There were multiple attempts at building a micropayment system throughout the 90s, all of which ended up going in different directions than intended — if not failing outright.
Is there a party responsible for this early death of micropayments? Is there a single guilty party, or many? Was it an act of intentional sabotage, or just an accident that came with the unpredictability of the time?
In this article, we’ll be taking a look at a wide variety of players, examining their roles in the evolution of web transactions. This first installment will look at the years before 2000 — when the web was young, experimental, and unpredictable.
Micropayments in the 1960s
The term “micropayment” was coined by Ted Nelson in 1960. Nelson is a major figure in early network development, who came up with much of the concepts and vocabulary which would become central to web development.

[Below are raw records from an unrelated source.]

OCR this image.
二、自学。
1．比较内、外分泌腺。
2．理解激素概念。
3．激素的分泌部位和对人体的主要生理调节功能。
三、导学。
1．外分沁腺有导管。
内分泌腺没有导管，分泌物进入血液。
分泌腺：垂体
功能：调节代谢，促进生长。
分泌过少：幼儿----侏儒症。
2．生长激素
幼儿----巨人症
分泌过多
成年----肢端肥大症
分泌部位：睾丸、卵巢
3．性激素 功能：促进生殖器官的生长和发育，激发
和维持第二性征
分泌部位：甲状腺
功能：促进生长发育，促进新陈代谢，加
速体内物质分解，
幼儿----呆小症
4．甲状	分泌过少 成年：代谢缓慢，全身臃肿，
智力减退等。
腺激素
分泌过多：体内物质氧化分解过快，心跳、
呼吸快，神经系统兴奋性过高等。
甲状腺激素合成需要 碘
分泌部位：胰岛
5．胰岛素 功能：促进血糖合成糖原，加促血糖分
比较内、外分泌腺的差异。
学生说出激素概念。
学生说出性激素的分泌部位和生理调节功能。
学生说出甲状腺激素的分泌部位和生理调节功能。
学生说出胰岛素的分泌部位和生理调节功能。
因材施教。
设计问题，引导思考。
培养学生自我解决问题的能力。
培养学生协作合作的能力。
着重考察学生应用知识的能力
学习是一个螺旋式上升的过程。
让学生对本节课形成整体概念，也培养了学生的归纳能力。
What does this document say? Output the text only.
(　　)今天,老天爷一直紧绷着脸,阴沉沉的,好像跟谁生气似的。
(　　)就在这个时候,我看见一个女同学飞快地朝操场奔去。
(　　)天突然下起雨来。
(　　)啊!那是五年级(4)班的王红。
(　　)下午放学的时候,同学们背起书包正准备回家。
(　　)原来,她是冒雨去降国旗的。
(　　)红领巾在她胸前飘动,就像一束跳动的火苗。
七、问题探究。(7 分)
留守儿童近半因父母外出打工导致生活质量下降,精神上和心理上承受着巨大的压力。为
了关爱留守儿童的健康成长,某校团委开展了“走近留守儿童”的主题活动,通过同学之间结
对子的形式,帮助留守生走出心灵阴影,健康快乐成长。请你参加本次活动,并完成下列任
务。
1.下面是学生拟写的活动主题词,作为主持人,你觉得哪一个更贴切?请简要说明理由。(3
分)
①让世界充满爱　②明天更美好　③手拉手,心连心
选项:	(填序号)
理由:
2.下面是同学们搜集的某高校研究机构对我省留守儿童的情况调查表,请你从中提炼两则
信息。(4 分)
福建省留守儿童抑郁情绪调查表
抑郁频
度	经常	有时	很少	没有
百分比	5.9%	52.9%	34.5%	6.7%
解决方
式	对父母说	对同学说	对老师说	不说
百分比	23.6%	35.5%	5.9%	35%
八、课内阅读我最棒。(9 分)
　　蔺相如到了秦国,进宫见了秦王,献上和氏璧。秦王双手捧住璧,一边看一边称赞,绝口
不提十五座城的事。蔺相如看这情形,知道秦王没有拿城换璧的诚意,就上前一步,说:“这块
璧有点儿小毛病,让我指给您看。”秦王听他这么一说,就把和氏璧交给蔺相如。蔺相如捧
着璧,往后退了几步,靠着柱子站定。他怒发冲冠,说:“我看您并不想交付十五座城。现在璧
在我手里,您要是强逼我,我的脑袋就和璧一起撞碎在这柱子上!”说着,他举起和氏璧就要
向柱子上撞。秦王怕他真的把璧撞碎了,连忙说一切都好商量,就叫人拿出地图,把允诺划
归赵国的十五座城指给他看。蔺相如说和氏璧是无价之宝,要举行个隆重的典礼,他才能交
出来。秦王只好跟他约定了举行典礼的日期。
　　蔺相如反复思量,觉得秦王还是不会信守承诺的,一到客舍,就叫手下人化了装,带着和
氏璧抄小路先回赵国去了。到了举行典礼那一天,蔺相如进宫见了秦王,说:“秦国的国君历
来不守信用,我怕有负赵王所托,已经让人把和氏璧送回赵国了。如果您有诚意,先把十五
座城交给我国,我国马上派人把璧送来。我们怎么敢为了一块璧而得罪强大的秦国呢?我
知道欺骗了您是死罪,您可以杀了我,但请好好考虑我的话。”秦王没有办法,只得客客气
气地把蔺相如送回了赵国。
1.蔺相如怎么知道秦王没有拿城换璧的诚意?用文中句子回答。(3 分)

After prototyping the very first concept of a user network as far back as 1960, he invented many important terms like hypertext — a concept which would eventually prove fundamental to the navigation of the web.
As Nelson sometimes defines it, he came up with micropayments to make hypertext possible — seeing the system as a sort of economic smoothing which would help various systems run efficiently.
In Nelson’s own words:
“There will be rights holders (authors, publishers) and content purchasers. Somehow royalty payments to each author/publisher must be automatic, to simplify and lubricate transactions.”
Nelson saw that contemporary transaction systems were poorly equipped for the digital age. In particular, contemporary copyright laws weren’t set up to handle works by multiple copyright holders — for example, a project made with public assets like clipart, stock photos, or sound effects.
A more versatile system would need to be put in place, to accurately split the profits between the contributors. Income generated by online traffic could only be represented in fractional amounts, something which traditional currencies were bound to run into trouble with.
Nelson has been vocal about the fact that the current iteration of the web is not quite the one he envisioned. But he still believes some version of what he predicted may still come true.
This system would work alongside TransCopyright, another of Nelson’s concepts which would use metadata inside of the media to help protect ownership of creator content.
Quotations and other re-use of content is something Nelson saw as an essential part of network culture, but creators could be financially damaged if their use is used without credit.
This uncredited re-use isn’t always intentional — creators who rely on third party content don’t have a reliable network for tracing assets back to their source.
TransCopyright was a way to break anything on the web into atom-sized content, while ensuring that the original owner’s payment ID was part of the file. Payments for re-used content would stream back to the original creators, and shared between all parties responsible for a finished product.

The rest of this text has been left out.